On Sunday 10 April 2005 00:26, steve elias wrote:

> additionally
> it's possible that running it without a case on the computer would do the
> same. 

Hmm, modern case designs have well-designed airflow, so much so that removing 
a case panel _might_ result in worse cooling.

Did you try blowing pre-cooled air from a portable air conditioner, or even 
from a stage fog machine, into the air inlet?

Remember Sinclair ZX80 - wouldn't work reliably without assisted cooling - a 
typical dodge was to place a refrigerated carton of milk on the housing?

> in the past when a new toshiba laptop fan failed (triggered by
> prime95 forcing it to run all the time), i was able to continue prime
> hunting by placing the laptop in our absurdly cold garage.  running it
> indoors resulted in it automatically shutting down due to over-temperature
> condition.

Why not fix the fan? Was probably under warranty anyway - the last time I 
bought a Toshiba laptop the 3 year warranty didn't say anything about failure 
due to continuous heavy use being excluded.

OTOH if it was like the Tosh 4070 I'm referring to, the fan was 
_excruciatingly_ loud and cycled on and off at regular intervals even without 
loading from CPU-intensive programs. Sometimes even if the speed was set to 
"slow" (half clock speed) and the cooling to "quiet" (rather than 
"performance"). It's spent the vast majority of the 5 years or so I've had it 
running Prime95 (well, mprime actually) in a coolish but not frigid spare 
room where the noise from the fan isn't a nuisance.
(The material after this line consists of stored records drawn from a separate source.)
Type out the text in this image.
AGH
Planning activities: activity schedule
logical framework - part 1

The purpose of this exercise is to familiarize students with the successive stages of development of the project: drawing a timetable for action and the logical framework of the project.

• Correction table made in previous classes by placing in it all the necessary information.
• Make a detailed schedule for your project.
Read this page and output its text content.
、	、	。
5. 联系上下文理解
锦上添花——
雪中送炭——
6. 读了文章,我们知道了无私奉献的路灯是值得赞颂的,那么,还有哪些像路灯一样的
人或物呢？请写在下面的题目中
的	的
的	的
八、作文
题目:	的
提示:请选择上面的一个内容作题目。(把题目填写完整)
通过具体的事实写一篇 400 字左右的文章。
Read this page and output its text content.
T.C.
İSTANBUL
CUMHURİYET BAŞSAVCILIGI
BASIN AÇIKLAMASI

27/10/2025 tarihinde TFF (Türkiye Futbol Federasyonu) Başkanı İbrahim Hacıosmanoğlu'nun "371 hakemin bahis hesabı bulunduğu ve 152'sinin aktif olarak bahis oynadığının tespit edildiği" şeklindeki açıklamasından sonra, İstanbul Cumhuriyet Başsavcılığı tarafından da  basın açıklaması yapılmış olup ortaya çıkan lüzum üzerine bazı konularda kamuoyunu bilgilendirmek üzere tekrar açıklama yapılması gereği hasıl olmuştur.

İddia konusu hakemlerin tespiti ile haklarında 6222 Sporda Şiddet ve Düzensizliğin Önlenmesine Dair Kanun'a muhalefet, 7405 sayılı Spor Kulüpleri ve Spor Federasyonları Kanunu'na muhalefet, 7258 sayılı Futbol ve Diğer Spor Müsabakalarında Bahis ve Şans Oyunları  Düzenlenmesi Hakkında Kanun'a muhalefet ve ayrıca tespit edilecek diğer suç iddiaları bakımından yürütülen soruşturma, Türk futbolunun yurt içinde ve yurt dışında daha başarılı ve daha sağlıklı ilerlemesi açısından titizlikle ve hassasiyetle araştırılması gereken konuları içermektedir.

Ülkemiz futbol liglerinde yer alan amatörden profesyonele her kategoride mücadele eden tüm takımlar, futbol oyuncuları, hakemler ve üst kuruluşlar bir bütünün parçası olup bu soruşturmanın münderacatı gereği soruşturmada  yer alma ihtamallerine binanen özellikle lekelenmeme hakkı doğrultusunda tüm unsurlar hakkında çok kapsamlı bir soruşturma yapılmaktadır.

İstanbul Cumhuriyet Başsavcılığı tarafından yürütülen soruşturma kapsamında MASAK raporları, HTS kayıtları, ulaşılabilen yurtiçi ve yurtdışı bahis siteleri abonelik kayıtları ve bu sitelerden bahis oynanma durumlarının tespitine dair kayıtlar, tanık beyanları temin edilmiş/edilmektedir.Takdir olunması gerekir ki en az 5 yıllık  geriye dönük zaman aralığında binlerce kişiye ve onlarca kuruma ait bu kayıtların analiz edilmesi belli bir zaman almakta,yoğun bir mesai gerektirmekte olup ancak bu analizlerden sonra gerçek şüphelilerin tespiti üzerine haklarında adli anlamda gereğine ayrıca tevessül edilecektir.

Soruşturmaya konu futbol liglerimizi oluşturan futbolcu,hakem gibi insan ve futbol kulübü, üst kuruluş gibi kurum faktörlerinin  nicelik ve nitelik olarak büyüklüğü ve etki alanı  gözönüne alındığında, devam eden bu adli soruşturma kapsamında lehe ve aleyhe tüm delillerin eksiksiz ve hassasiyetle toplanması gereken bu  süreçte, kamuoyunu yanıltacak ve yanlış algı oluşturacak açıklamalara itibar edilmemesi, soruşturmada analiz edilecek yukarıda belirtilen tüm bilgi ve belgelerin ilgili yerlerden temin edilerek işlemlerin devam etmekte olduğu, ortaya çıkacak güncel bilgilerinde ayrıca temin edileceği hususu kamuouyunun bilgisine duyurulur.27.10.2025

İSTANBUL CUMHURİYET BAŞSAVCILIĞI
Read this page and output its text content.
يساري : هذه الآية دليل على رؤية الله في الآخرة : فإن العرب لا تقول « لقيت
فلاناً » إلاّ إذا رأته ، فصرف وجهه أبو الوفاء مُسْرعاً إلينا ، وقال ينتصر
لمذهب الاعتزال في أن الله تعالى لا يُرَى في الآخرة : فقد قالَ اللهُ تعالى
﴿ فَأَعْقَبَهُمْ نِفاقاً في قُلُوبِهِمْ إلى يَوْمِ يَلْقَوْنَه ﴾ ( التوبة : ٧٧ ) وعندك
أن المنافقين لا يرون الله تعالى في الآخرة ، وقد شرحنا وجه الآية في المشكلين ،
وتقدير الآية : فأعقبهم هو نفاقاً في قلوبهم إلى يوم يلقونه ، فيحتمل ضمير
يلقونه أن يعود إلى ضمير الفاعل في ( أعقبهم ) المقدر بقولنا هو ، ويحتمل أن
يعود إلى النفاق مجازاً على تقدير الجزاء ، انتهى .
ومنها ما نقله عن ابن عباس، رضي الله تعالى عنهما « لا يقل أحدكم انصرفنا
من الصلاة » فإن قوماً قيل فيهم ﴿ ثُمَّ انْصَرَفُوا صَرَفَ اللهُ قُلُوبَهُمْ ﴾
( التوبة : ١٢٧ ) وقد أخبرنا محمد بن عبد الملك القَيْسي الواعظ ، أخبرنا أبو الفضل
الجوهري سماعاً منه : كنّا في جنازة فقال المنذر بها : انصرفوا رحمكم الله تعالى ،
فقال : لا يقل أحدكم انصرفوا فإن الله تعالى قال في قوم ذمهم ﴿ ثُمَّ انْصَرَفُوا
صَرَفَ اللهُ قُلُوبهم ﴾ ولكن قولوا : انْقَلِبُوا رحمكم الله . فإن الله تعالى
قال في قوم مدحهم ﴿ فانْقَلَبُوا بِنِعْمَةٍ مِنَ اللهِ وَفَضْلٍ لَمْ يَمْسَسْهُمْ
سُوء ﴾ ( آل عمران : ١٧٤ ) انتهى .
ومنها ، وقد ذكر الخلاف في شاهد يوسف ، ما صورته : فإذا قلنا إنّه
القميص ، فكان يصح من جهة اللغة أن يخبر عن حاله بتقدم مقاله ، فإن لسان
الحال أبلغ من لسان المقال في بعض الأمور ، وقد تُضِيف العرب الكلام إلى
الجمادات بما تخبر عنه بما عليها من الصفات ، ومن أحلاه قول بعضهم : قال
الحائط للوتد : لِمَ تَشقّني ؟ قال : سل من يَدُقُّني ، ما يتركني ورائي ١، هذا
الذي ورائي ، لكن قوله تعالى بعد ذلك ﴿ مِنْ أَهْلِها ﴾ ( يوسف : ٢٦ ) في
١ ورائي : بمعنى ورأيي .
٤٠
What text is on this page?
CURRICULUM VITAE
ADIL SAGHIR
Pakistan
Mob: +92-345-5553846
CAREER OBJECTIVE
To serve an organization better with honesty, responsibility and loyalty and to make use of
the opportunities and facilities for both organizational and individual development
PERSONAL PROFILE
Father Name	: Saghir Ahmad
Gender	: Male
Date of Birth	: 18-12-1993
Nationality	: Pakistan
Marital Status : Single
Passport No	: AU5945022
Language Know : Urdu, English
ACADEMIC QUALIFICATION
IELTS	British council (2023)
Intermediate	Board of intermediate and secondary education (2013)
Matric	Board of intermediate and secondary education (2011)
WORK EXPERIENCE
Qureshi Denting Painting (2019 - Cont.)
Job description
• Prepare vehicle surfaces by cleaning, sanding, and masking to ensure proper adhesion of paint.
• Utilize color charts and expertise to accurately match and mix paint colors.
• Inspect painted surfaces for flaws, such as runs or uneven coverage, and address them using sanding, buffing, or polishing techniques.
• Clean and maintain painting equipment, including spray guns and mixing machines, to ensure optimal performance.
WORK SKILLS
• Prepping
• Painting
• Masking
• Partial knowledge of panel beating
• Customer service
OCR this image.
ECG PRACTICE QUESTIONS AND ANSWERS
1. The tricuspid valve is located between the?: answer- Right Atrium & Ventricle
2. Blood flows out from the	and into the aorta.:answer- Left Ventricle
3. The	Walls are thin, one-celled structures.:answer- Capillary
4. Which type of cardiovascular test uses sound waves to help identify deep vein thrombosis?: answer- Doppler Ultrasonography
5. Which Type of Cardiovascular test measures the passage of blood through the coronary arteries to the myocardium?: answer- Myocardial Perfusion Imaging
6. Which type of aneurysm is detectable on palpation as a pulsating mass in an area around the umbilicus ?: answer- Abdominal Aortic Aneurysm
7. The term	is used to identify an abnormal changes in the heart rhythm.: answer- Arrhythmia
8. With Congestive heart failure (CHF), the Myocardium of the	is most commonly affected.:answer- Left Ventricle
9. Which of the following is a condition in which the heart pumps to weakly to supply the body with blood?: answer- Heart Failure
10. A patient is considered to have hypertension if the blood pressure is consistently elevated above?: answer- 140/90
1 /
And BTW the fan is still 
in full working order, despite setting full clock speed and "performance" 
cooling.
>
> on many PCs, the CPU fan needn't run while the PC is idling.

The power saving is totally insignificant. The noise reduction _may_ be 
significant - though the last few systems I've built, you really can't hear 
the CPU fan; the noisiest components are the PSU fan (~24 dBA) and the HDD 
(~22 dBA)

Another point here, if you set up the BIOS for "quiet" operation, you _may_ 
find that you have a reduced CPU clock speed most of the time - the CPU will 
throttle when the temp starts to rise, and only turn on the fan if the temp 
keeps rising.

> but with prime95 operating, the cpu fan
> has to run often on my AMD 2.3Ghz PC - 50% duty cycle, on for 2 minutes,
> off for 3 minutes.

If you can hear it, that would be irritating. Possibly more irritating than 
having it running all the time.

> on my intel P4 PCs the cpu fan will be maxxed if prime95 is running,
> 100% duty cycle...

In the case of my systems, deliberately on all the time but never at "full 
speed" because I use Zalman CPU coolers which have a speed controller in the 
fan power lead. The fan is inaudible (way below 20 dBA) if set at 1500 rpm 
and still does an adequate cooling job - the CPU temperature running Prime95 
"flat out" is around 50C (30C above ambient, and around 20C below the onset 
of thermal throttling) on my P4-3200E system.
>
> regarding whether prime95 can cause a partition failure, yes,
> of course it can.  possible mechanisms for this have been explained by
> others.  how does it go, a butterfly's wings can cause a typhoon halfway
> around the globe...

NO. Yes we have mentioned "possible mechanisms" but these are not 
specifically related to Prime95. Any program which drives the system hard 
enough will do when the effect depends on a malfunction. "Causing a partition 
failure" would depend on a direct link between code in the program and the 
effect caused e.g. some logic which, if executed on a system behaving 
according to specification, writes to cylinder 0 head 0 sector 0.